The difference of opinion that exists between companies may also exist within the health-care system. Despite being explicitly told that they weren’t eligible for coverage under Stanley Black & Decker’s policy, Pellittieri and her spouse decided to try submitting the bills for their I.U.I. attempts, figuring that a formal denial would position them to appeal and fight the policy. To their surprise, their insurer started reimbursing them for the procedures. It turned out that, despite how the policy defined infertility, their claims had been coded with an infertility diagnosis. A spokesperson for Cigna said that the company “respects the patient-provider relationship and relies on its members’ health care providers to make diagnoses determinations based on Cigna’s coverage policies.”) Pellittieri and her spouse welcomed the reimbursements. At the same time, they had been reimbursed for procedures that they might easily have skipped, since their doctor’s preferred approach would have been to begin I.V.F. after only two I.U.I.s.

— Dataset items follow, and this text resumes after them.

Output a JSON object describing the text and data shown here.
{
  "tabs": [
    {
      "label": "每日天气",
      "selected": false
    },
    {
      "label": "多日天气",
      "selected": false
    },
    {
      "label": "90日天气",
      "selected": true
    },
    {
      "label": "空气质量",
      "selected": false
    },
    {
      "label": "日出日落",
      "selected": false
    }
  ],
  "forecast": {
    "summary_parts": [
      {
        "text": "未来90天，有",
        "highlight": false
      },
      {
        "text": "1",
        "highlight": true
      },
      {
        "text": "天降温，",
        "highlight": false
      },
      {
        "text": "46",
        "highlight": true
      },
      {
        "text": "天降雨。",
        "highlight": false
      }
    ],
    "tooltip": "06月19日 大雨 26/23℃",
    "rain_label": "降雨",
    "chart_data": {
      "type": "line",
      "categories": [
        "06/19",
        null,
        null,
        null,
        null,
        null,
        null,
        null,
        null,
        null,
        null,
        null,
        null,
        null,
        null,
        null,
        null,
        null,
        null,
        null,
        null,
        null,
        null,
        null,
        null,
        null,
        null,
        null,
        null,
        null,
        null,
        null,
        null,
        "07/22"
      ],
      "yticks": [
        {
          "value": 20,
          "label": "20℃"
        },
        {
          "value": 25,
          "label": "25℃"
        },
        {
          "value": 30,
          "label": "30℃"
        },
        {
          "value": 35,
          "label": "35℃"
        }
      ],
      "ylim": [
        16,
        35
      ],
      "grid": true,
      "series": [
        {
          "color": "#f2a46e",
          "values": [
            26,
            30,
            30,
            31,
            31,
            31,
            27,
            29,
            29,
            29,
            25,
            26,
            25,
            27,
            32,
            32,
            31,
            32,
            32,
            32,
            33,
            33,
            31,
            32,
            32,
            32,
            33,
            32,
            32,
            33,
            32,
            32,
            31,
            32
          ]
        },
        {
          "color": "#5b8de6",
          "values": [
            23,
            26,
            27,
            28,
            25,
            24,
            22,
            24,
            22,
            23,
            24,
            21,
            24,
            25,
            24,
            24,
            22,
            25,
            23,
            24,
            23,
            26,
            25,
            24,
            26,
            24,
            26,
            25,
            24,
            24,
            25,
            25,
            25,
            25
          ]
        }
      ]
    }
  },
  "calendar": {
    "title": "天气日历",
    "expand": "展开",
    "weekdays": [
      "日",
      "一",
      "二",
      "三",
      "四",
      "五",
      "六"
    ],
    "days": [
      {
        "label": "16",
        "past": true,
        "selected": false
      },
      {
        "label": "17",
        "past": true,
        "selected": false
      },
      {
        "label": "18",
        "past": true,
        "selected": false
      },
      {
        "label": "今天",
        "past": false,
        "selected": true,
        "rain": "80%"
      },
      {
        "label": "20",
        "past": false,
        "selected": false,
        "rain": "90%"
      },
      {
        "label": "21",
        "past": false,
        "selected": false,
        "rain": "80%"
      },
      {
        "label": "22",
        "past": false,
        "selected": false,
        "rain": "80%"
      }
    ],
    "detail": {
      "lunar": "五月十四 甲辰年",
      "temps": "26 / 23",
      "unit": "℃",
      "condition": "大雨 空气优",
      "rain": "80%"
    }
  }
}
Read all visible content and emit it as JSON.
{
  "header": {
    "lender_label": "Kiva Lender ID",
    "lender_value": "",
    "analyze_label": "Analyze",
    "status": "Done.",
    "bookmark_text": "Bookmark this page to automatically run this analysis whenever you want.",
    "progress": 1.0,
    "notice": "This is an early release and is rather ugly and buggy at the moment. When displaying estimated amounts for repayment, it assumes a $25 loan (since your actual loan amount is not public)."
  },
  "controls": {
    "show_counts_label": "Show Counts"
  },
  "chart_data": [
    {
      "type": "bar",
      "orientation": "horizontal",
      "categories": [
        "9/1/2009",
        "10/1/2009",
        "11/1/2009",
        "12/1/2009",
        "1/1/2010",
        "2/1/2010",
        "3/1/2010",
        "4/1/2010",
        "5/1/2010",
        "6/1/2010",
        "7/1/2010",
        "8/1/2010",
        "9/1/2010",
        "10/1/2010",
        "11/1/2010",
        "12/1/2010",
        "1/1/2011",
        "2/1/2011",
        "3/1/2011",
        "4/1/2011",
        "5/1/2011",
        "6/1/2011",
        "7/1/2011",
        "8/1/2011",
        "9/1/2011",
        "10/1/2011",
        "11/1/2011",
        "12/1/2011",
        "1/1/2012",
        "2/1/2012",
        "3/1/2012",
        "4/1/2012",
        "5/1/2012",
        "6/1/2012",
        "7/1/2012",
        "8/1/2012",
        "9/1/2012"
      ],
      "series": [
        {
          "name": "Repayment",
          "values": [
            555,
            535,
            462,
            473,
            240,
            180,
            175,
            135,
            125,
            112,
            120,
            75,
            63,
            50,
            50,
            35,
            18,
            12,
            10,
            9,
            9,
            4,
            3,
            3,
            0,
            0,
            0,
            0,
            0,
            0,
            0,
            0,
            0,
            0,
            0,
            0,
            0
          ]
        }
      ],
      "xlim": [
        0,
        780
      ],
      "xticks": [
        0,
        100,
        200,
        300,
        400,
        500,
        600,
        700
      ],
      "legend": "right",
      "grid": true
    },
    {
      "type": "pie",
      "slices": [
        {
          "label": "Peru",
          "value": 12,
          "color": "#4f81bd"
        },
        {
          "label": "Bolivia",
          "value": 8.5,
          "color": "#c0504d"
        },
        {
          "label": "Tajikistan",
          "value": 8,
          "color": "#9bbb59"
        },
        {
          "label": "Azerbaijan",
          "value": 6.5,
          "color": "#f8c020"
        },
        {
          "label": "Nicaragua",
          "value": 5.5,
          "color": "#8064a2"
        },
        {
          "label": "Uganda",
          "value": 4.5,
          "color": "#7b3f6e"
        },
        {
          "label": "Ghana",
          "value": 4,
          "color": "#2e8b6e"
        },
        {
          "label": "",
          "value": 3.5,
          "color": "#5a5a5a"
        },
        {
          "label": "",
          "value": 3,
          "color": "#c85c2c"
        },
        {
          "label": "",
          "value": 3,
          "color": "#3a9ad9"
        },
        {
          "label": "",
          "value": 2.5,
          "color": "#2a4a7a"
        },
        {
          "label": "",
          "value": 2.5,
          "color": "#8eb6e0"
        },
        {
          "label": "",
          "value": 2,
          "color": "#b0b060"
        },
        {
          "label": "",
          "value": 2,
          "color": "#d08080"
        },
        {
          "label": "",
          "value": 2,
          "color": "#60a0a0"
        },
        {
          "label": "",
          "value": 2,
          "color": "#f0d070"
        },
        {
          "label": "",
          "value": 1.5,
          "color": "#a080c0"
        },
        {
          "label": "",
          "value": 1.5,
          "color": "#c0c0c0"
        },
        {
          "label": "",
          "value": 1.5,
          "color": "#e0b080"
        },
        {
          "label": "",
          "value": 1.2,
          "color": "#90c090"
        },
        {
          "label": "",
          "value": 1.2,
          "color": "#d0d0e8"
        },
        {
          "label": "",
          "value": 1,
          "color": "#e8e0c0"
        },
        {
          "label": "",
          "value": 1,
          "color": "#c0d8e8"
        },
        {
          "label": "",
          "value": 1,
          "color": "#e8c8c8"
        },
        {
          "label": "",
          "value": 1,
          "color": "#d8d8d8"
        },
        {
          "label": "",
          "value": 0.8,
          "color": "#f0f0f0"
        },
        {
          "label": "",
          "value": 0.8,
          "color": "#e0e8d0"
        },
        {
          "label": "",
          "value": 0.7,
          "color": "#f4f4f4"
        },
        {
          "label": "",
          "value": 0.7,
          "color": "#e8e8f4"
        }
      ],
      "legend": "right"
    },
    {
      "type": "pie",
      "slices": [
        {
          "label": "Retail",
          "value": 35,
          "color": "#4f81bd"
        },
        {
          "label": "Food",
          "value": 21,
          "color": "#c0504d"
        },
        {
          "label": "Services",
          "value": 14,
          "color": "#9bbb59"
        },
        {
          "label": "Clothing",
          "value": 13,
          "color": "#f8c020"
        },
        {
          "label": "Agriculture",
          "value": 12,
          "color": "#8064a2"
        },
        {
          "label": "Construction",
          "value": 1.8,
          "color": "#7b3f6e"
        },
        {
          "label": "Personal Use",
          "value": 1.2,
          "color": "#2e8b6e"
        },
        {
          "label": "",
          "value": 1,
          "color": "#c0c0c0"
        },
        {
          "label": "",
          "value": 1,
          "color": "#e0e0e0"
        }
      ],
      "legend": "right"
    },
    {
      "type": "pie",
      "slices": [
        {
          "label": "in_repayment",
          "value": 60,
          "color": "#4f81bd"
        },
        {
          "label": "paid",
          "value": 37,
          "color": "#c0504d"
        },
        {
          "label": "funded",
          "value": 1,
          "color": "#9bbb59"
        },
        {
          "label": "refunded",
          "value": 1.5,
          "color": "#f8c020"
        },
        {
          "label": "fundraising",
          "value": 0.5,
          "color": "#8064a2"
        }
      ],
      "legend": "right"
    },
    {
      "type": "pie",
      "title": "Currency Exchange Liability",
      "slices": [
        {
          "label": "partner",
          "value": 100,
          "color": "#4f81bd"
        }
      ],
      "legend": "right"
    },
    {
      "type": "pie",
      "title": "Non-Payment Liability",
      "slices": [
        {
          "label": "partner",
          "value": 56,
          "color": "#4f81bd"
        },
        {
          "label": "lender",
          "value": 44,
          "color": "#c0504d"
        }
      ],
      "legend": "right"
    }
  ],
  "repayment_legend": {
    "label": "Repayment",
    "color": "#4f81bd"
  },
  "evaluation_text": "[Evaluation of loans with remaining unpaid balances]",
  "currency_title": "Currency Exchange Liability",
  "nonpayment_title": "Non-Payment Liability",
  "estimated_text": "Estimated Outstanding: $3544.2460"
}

Because of the complexities and confusion of this process, the couple underwent nearly a year of less-effective, costly, and emotionally draining procedures. Pellitieri wanted desperately to move on to I.V.F., but she instead embarked on round after round of I.U.I. “I felt trapped by the policy,” she said. Earlier this year, after their fifth I.U.I., she became pregnant. Their joy and relief, though, was tempered by the knowledge that they plan to have a second child. To do that, she said, “We’ll have to go through this all over again.”